Justo al revés, la única y gran aportación de la Iglesia a la sociedad es permanecer, del modo más fiel posible, en la memoria de un acontecimiento transmitido de persona a persona que genera una socialidad nueva. «¿Será posible que hayáis enviado vuestro hijo que murió por nosotros?» (Pegúy); en vano, para coordinar axiologías de humanistas. ¿De qué sirve la vida sin la posibilidad de gustar de su significado en cada gesto? ¿Por qué reducirse a una ética de preceptos que censura el anhelo del destino si la moralidad «se hizo carne» para salvar cada instante?
Esta carnalidad de la moralidad es tan definitiva que la historia ha quedado dividida. «¿Qué más quisiéramos -comenzaba la columna de Francisco Umbral, de nuevo, en El Mundo-, señor Wojtyla, que un paganismo postmoderno y hedonista. Todo lo más, somos unos paganos quincenales y en camiseta, cuando las vacaciones. El viejo y hermoso paganismo de cuerpo griego y alma latina, lo entenebrizaron ustedes, los Papas, el rito, la culpa, la prevaricación de Cristo. (...) Hoy más que paganos, los españoles somos unos consumidores de lo que ordena la televisión (...). El capitalismo y la tecnología nos han reconvertido, ya digo, nos han reciclado en un segmento de consumidores/productores, en un ente desideologizado, indeciso, privatizado, solitario, alimentado por la televisión e informado por la publicidad alimentaria, dopado de imágenes vacías y postres instantáneos».
Antes que nada, aquí si hay una prevaricación es la que Umbral hace de la cultura clásica que para sus figuraciones es algo así como un club lúdico-orgiástico. El vértice de la cultura pagana fue un grito genial que solicitaba el rostro del Misterio. Esto es lo que nos sigue fascinando de tantas obras filosóficas, literarias, arquitectónicas y escultóricas.

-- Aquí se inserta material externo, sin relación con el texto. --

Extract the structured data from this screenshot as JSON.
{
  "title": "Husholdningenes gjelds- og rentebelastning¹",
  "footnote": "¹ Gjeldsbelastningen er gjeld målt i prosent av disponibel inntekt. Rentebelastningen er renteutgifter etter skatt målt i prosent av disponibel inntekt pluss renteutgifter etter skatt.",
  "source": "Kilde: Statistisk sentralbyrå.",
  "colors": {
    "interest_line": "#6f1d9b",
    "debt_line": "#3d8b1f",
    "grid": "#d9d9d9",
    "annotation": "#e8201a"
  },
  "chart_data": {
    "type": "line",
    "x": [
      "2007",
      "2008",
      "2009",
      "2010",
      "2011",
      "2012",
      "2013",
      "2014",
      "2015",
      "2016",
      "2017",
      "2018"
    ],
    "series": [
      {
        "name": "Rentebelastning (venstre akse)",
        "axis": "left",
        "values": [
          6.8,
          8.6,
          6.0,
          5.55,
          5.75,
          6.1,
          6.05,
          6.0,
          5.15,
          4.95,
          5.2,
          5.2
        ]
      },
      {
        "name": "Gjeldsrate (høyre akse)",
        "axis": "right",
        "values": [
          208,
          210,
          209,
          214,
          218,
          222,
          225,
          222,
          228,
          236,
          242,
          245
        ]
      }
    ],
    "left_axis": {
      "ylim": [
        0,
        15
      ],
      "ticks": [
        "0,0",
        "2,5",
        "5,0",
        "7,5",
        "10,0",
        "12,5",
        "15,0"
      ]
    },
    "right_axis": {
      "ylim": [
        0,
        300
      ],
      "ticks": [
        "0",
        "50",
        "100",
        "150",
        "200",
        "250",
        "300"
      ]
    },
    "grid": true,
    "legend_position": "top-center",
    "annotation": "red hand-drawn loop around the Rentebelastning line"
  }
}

Pero no nos engañemos, estos destellos nunca fueron la vida del pueblo. La pregunta del sentido religioso, salvo en situaciones excepcionales, sólo se mantiene pura y crece si ha aparecido la respuesta. Una vez que Cristo ha entrado en la historia proclamándose Dios, no pueden surgir aristóteles, platones o sófocles que dejen de optar ante esta provocación. Sólo quedan julianos apóstatas y san agustines. Y Juliano el apóstata, hoy, como reconoce el eterno aspirante a la Real Academia, es un hombre programado por la televisión en un desierto existencial dominado por el poder. «No se nos ha dado otro nombre, bajo el cielo, por el que podamos ser salvados que Jesucristo».